Resenha | Opus
O mangá Opus começa no capítulo 24 da parte 3 de Resonance. Uma mulher está apontando uma arma para a própria mãe quando, de repente, a cara desta começa a derreter, revelando ser o vilão mascarado.
Calma. Respira. Do que diabos estamos falando? Na verdade, Resonance é o mangá que o protagonista de Opus está prestes a finalizar. O artista Nagai quer dar um desfecho X, porém seu editor gostaria do final Y. A partir daí, uma série de acontecimentos bizarros tomarão a vida de Nagai, pois a realidade se juntará à ficção que ele mesmo criou!

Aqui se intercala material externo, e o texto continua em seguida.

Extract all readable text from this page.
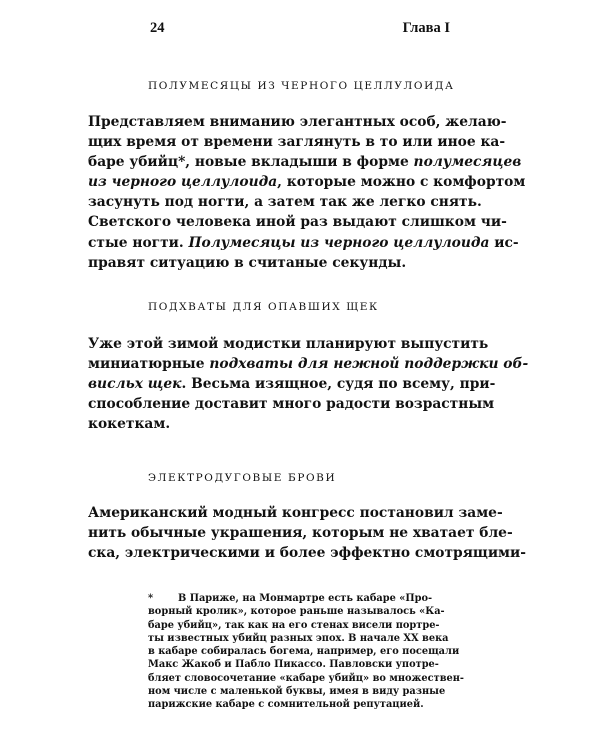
24	Глава I
ПОЛУМЕСЯЦЫ ИЗ ЧЕРНОГО ЦЕЛЛУЛОИДА
Представляем вниманию элегантных особ, желаю-
щих время от времени заглянуть в то или иное ка-
баре убийц*, новые вкладыши в форме полумесяцев
из черного целлулоида, которые можно с комфортом
засунуть под ногти, а затем так же легко снять.
Светского человека иной раз выдают слишком чи-
стые ногти. Полумесяцы из черного целлулоида ис-
правят ситуацию в считаные секунды.
ПОДХВАТЫ ДЛЯ ОПАВШИХ ЩЕК
Уже этой зимой модистки планируют выпустить
миниатюрные подхваты для нежной поддержки об-
висльх щек. Весьма изящное, судя по всему, при-
способление доставит много радости возрастным
кокеткам.
ЭЛЕКТРОДУГОВЫЕ БРОВИ
Американский модный конгресс постановил заме-
нить обычные украшения, которым не хватает бле-
ска, электрическими и более эффектно смотрящими-
*	В Париже, на Монмартре есть кабаре «Про-
ворный кролик», которое раньше называлось «Ка-
баре убийц», так как на его стенах висели портре-
ты известных убийц разных эпох. В начале XX века
в кабаре собиралась богема, например, его посещали
Макс Жакоб и Пабло Пикассо. Павловски употре-
бляет словосочетание «кабаре убийц» во множествен-
ном числе с маленькой буквы, имея в виду разные
парижские кабаре с сомнительной репутацией.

A obra é uma aula de metalinguagem, e Satoshi Kon esbanja genialidade nesse aspecto. O saudoso mestre Kon mostra os embates internos de um artista em relação à própria obra, além de deixar muito claro que forças externas podem simplesmente encerrar uma obra de forma abrupta. E quanto mais você avança nos dois volumes do mangá, compostos de 20 capítulos no total, por vezes esquecemos o que é realidade e o que é ficção.
Nagai encontrará seus próprios personagens, e estes acabarão se rebelando contra o roteiro já escrito. Daí teremos o início da fusão entre realidade e ficção, e o termo “furos de roteiro” ganhará um novo significado para todos nós (leia para descobrir do que estou falando). É realmente incrível a sagacidade de Kon ao trazer tantas alegorias e loucuras para retratar algo extremamente real: a dificuldade de um artista conceber uma obra e ter controle sobre ela. No caso de Nagai, a força externa é seu editor. Para os personagens de Resonance, essa força externa é o próprio Nagai. E agora as criaturas encontram seu criador e juntos tentarão mudar os rumos do roteiro. Ou será que não?

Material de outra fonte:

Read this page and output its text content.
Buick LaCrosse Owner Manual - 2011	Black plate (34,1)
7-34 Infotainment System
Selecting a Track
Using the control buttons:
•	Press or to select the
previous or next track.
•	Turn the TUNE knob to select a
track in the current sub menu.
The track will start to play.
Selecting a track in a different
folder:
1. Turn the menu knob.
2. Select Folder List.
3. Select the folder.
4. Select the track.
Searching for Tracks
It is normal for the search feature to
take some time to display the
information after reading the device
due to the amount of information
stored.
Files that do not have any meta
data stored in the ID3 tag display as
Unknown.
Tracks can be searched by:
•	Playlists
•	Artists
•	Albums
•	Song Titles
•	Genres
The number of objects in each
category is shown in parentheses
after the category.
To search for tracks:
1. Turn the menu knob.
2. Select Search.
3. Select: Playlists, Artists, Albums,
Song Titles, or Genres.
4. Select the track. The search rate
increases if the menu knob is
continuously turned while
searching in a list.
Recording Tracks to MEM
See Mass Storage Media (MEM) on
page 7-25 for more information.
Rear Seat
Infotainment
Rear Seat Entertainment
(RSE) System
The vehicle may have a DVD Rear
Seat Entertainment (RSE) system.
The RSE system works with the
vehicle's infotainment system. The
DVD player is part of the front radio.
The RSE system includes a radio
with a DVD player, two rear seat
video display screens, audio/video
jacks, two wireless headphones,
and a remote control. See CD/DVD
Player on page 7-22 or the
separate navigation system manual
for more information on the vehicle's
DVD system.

Talvez o ponto mais genial desta obra seja a casualidade que envolve a criação do final. O último capítulo da obra não foi finalizado pelo autor. Isso mesmo, Opus tem o mesmo problema de Resonance. “Então estamos diante de um mangá sem final?”, você pergunta. Felizmente, não. A editora, ao publicar o mangá, teve acesso ao rascunho do capítulo final, e este pode ser conferido na íntegra aqui. Interessante que mantiveram o material 100% original, com a arte quase toda em lápis. Eu custo a acreditar que isso não foi uma jogada de mestre de Kon, pois conversa de forma perfeita com Opus. Basta notar que no primeiro capítulo Nagai entrega o capítulo final em rascunho. E agora, o próprio autor de Opus só possui o final do mangá em rascunho…

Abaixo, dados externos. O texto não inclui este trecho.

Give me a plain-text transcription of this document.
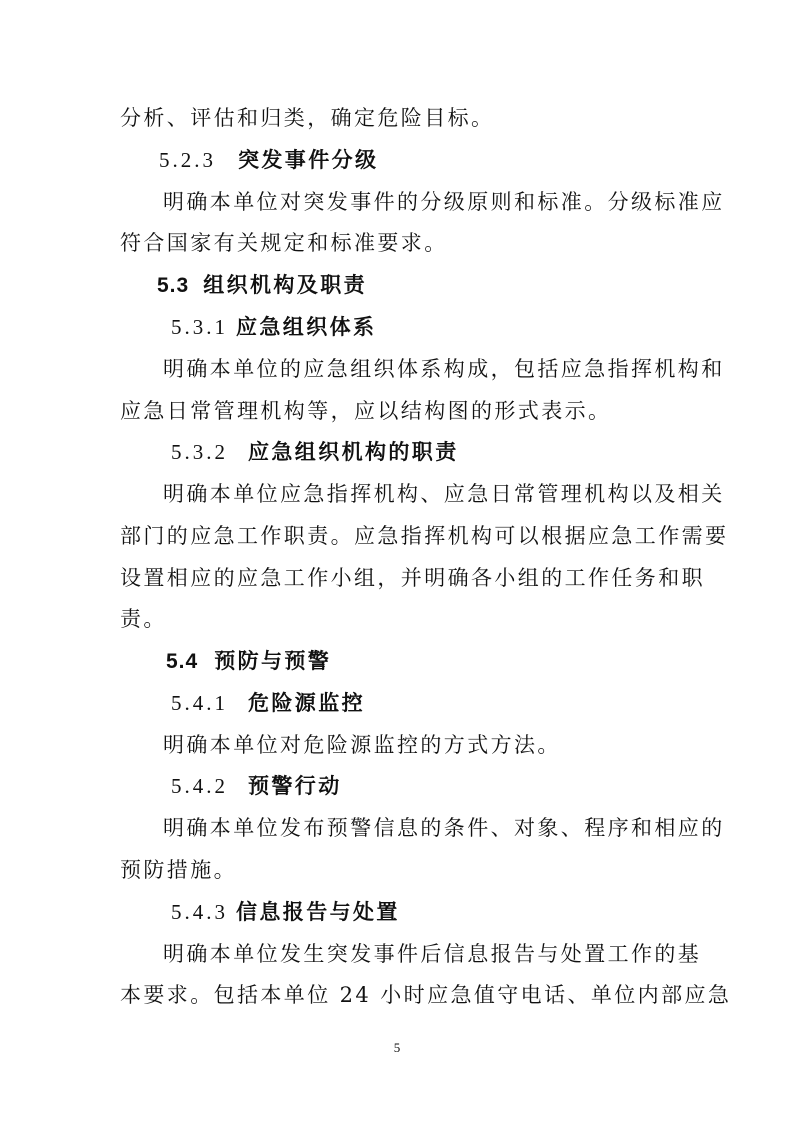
分析、评估和归类，确定危险目标。
5.2.3 突发事件分级
明确本单位对突发事件的分级原则和标准。分级标准应
符合国家有关规定和标准要求。
5.3 组织机构及职责
5.3.1 应急组织体系
明确本单位的应急组织体系构成，包括应急指挥机构和
应急日常管理机构等，应以结构图的形式表示。
5.3.2 应急组织机构的职责
明确本单位应急指挥机构、应急日常管理机构以及相关
部门的应急工作职责。应急指挥机构可以根据应急工作需要
设置相应的应急工作小组，并明确各小组的工作任务和职
责。
5.4 预防与预警
5.4.1 危险源监控
明确本单位对危险源监控的方式方法。
5.4.2 预警行动
明确本单位发布预警信息的条件、对象、程序和相应的
预防措施。
5.4.3 信息报告与处置
明确本单位发生突发事件后信息报告与处置工作的基
本要求。包括本单位 24 小时应急值守电话、单位内部应急
5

Intencional ou não, Opus é uma obra fascinante que brinca com a própria realidade e retrata uma espécie de bastidores da alma de um artista. Satoshi Kon é um mestre imortal que merece ser apreciado sempre (assista a Perfect Blue e Paprika para notar algumas ideias que diretores de Holywood “pegaram emprestado”, só para citar dois exemplos). Pena que a Editora Panini não deu um tratamento melhor a edição brasileira. Uma obra desse calibre merecia, pelo menos, páginas com papel de melhor qualidade, que é o caso das páginas coloridas que abrem o volume 1. Vencido esse pequeno obstáculo, Opus é um grande mangá que merece pertencer à sua estante.